Yup, always making sounds. When I’m just working by myself and I end up with a group of recordings that I want to release I need to label it as this project or that for listener convenience and maintaining continuity. In general, Channelers has been more like a diary for me over the last year and a half. Ashan is a very particular energy and its sound can take many shapes. I wish I was better at talking about music. It’s really hard to describe. But I often think about my compositions on three levels: physical, emotional, and spiritual. Ashan music usually dialogues the physical and spiritual for me. Whatever work I make with Jenny (who also does Gossimer) becomes Orra and whatever work I make with Michael (who also does Selaroda) becomes Skyminds.

Nature plays an important role in a lot of your releases, whether as background sounds, the cover art, and releasing new tapes along with the changes in the seasons. In what way do you see the natural world as an influence on the Inner Islands aesthetic?

Outside of the label, I am drawn to the unbuilt and non-human world and constantly trying to get perspective on my role in this place as a human. I guess I feel like humans are the odd creatures out on this planet in a lot of ways because of how dysfunctional and unsustainable we have become. I also know that a lot of us are trying to reconcile with that. So I’m really drawn to those parts of this world that are able to live more harmoniously — and the shapes, patterns, and textures that are created without human intervention. I am totally aware of how cliché all this may sound haha. But I still feel compelled to shout out that part of our world and celebrate it in the art that I make and curate.

The music on the label has a very peaceful, positive vibe to it (and sounds like it could soundtrack a yoga session). What attracts you to these sounds, in both your own work and that which you put out through I.I.?

These kinds of sounds just inspire me to stay grounded and keep going. Being a human is pretty stressful a lot of the time. I need all the inspiration I can get to stay positive and treat people with as much love as I can muster in the moment.

You’re no stranger to ambitious releases, with the double cassette Oceanic Triangulation and last year’s quadruple tape Stag Hare release being prime examples. How do you approach releasing projects like these, given your limited resources as a one man operation?

They really just seem like special and fun projects to me.
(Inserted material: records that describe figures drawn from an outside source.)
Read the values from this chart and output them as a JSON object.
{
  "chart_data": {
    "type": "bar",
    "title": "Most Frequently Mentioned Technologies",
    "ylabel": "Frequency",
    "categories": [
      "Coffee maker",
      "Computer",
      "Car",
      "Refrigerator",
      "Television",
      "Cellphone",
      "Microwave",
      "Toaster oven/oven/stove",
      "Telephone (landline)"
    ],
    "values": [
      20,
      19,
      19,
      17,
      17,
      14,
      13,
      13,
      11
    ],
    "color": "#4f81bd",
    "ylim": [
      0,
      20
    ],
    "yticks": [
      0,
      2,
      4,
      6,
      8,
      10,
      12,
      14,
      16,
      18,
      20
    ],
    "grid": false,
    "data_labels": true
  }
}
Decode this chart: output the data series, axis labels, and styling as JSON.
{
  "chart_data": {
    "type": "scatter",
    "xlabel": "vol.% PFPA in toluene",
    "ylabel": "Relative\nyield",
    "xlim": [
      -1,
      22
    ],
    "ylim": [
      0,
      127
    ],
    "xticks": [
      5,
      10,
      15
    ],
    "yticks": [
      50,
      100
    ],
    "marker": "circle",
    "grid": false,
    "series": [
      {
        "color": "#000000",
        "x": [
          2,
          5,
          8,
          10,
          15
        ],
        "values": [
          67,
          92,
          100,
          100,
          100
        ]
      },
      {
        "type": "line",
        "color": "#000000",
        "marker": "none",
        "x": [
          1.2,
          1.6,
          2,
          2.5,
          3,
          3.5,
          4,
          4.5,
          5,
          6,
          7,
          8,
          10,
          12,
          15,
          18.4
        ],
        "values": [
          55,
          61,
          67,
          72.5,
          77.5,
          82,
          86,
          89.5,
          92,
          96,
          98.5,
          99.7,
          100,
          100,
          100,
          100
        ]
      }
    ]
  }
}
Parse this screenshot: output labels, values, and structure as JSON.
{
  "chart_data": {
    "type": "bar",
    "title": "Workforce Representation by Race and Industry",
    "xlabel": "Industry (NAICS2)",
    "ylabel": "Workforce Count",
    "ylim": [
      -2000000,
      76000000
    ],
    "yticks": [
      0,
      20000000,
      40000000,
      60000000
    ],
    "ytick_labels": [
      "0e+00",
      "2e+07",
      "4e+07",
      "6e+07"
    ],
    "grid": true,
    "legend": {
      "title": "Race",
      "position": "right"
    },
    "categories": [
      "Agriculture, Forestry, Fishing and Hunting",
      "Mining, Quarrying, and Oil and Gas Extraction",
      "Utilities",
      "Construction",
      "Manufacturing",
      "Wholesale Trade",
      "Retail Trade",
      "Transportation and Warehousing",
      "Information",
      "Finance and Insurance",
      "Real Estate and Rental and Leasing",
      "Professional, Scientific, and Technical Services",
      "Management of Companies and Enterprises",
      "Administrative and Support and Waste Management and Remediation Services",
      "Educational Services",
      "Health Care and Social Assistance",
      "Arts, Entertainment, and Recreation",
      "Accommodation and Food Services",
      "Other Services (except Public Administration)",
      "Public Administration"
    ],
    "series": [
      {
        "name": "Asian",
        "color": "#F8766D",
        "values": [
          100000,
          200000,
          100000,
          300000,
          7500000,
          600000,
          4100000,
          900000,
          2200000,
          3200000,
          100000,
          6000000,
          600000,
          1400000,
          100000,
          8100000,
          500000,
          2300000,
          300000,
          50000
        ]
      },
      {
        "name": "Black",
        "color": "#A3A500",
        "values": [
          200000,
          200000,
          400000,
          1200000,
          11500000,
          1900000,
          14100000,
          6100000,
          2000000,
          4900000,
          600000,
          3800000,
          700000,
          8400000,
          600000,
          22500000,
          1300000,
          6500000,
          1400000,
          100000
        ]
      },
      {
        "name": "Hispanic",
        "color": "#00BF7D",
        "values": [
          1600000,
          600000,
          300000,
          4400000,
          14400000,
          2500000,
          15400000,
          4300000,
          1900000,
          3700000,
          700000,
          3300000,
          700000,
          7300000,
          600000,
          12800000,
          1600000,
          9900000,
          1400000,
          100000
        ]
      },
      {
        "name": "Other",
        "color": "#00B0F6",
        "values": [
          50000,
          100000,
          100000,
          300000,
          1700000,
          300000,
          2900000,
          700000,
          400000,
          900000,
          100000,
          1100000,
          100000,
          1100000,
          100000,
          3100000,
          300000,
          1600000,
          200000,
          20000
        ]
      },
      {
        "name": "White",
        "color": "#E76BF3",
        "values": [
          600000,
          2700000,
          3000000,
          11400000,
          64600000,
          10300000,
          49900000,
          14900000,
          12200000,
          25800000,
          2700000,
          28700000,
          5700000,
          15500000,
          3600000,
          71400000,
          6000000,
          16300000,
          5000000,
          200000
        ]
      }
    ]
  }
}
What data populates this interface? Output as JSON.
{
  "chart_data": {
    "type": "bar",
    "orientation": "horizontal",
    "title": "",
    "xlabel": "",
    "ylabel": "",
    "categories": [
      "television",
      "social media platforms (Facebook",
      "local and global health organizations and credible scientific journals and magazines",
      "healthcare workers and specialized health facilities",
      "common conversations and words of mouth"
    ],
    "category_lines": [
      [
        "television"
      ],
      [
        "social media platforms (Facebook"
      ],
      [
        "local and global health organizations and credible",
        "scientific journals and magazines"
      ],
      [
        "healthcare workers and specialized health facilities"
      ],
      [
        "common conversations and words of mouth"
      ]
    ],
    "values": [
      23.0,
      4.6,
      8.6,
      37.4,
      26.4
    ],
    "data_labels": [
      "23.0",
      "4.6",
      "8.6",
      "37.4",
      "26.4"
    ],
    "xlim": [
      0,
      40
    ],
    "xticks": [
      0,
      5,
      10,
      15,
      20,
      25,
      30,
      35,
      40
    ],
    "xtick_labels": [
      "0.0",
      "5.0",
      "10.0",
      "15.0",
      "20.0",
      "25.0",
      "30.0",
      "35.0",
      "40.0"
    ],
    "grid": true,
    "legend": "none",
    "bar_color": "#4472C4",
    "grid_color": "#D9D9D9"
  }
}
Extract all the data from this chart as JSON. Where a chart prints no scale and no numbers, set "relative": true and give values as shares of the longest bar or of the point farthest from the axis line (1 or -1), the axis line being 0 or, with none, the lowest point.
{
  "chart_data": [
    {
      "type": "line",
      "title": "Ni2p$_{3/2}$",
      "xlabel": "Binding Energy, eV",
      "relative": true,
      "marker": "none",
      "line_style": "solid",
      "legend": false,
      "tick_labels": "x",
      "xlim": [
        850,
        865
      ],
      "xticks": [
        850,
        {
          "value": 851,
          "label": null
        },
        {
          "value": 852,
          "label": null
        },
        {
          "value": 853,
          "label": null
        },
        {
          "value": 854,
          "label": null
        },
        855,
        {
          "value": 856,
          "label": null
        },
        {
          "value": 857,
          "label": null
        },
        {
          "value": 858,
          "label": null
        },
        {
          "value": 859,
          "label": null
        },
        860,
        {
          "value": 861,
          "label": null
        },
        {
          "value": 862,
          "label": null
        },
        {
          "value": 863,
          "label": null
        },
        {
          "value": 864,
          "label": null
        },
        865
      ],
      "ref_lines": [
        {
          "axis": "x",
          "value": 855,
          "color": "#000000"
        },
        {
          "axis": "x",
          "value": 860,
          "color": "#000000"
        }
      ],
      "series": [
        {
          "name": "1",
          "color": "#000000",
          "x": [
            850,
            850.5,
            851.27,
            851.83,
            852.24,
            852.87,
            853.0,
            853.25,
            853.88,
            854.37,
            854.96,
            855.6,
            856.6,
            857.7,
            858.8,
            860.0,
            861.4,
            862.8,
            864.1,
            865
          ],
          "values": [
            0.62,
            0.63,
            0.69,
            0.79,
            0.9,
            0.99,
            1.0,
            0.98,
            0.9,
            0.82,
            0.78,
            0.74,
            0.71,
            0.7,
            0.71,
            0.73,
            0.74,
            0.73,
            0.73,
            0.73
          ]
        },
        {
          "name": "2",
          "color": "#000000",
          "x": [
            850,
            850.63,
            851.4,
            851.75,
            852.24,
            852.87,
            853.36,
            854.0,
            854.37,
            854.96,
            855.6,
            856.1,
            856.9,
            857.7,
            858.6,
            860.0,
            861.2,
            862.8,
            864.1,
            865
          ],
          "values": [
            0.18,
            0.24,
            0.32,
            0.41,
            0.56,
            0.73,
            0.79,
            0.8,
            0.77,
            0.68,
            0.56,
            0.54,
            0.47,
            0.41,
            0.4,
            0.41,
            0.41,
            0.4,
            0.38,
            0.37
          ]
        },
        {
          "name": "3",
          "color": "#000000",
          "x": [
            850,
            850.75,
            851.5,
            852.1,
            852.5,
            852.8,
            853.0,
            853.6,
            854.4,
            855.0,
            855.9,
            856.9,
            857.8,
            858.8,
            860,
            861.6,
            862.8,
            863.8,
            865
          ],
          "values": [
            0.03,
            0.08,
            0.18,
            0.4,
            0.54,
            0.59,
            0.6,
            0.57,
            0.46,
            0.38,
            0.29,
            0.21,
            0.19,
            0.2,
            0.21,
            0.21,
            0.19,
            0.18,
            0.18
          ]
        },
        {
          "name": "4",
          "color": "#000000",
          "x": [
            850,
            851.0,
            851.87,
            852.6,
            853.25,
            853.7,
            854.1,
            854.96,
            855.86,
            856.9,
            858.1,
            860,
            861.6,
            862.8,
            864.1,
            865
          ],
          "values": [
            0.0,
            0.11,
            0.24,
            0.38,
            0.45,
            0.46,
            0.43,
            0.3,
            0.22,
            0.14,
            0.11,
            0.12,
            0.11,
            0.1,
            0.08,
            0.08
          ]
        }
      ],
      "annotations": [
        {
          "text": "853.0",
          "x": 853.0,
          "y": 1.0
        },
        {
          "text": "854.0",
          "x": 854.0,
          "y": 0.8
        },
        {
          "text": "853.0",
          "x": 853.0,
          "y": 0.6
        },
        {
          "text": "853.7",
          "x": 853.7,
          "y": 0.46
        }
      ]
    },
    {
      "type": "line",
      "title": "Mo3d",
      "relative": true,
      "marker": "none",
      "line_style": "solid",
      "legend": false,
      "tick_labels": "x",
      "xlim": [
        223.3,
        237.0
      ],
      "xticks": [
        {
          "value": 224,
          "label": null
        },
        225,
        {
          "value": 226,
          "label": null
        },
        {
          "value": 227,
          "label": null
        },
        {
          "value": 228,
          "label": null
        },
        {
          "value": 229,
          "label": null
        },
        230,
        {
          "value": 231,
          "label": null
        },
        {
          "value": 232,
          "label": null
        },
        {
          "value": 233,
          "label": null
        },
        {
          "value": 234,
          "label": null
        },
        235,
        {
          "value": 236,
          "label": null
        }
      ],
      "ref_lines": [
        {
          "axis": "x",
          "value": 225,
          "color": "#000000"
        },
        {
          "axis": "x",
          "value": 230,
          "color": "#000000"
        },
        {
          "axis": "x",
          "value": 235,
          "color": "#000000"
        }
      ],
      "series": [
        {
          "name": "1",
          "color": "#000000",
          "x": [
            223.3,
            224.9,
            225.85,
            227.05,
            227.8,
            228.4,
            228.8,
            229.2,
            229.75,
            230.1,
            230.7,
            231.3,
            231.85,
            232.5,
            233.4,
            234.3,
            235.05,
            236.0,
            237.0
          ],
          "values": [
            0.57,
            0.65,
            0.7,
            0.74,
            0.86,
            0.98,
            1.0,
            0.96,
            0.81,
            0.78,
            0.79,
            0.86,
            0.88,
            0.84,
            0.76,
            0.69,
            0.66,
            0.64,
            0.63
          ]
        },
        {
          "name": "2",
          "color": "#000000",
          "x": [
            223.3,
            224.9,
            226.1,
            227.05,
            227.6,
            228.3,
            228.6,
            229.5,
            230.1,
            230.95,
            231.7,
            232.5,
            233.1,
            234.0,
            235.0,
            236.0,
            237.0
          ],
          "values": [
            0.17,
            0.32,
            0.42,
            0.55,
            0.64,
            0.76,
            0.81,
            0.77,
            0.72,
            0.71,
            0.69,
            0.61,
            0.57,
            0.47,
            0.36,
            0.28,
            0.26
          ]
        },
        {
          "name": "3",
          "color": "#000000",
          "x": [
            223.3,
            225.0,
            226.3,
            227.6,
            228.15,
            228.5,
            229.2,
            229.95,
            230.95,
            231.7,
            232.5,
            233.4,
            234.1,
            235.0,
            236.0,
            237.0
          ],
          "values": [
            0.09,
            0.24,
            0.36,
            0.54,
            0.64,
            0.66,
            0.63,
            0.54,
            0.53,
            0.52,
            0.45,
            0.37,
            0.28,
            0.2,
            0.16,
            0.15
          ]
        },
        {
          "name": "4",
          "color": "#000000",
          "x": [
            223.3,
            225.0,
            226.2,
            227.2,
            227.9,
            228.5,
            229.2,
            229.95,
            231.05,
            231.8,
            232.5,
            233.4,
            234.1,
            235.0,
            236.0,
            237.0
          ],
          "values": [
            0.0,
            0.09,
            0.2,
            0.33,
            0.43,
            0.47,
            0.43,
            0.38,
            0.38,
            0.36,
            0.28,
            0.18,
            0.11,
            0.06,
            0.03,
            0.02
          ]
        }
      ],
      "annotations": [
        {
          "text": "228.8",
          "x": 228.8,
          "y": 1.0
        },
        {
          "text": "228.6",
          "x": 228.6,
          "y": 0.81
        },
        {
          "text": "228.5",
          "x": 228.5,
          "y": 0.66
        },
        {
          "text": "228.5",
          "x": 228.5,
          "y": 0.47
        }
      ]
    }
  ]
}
I guess Inner Islands does have a pretty small budget and these projects “risked” big chunks of it at the time, but it’s so worth it because I think they are great sounds that need to be shared. I’m just happy I was able to give them a home and that folks dug them enough to keep the label alive.

Collaboration is a recurring theme for a lot of the tapes you put out. If you’re not playing any of the music your name usually pops up for art layout or mastering. Also, on your recent tour with Stag Hare you blended your respective tracks into a joint live set. Do you always approach a new Inner Islands project with an eye for collaboration?

Yes, exactly, I mean releasing people’s music is always collaborative on some level. I just want to help folks realize their creative visions to the best of my ability and lend a hand however they want me involved. Sometimes the whole project is handed to me and sometimes folks want me to master their work and/or do the art or layout. Just gotta serve the artist/project’s needs to the best of my ability.

2016 began with the quiet but masterful Channelers and softest cassettes. What’s next for you and the label this year?

Wow, thanks! Glad you thought they were anywhere near approaching masterful haha. That’s rad. The next batch is going to be three cassettes from Inner Travels, Kyle Landstra, and Matthew Barlow. Mellow vibes impending. And a couple albums from Stag Hare later in the year. I personally have a new album with Orra as well as two new Ashan albums coming out on Heavy Mess — Braden’s new label! Possibly a couple albums with Skyminds. And possibly another Channelers album or two. Very excited to be sharing all these sounds!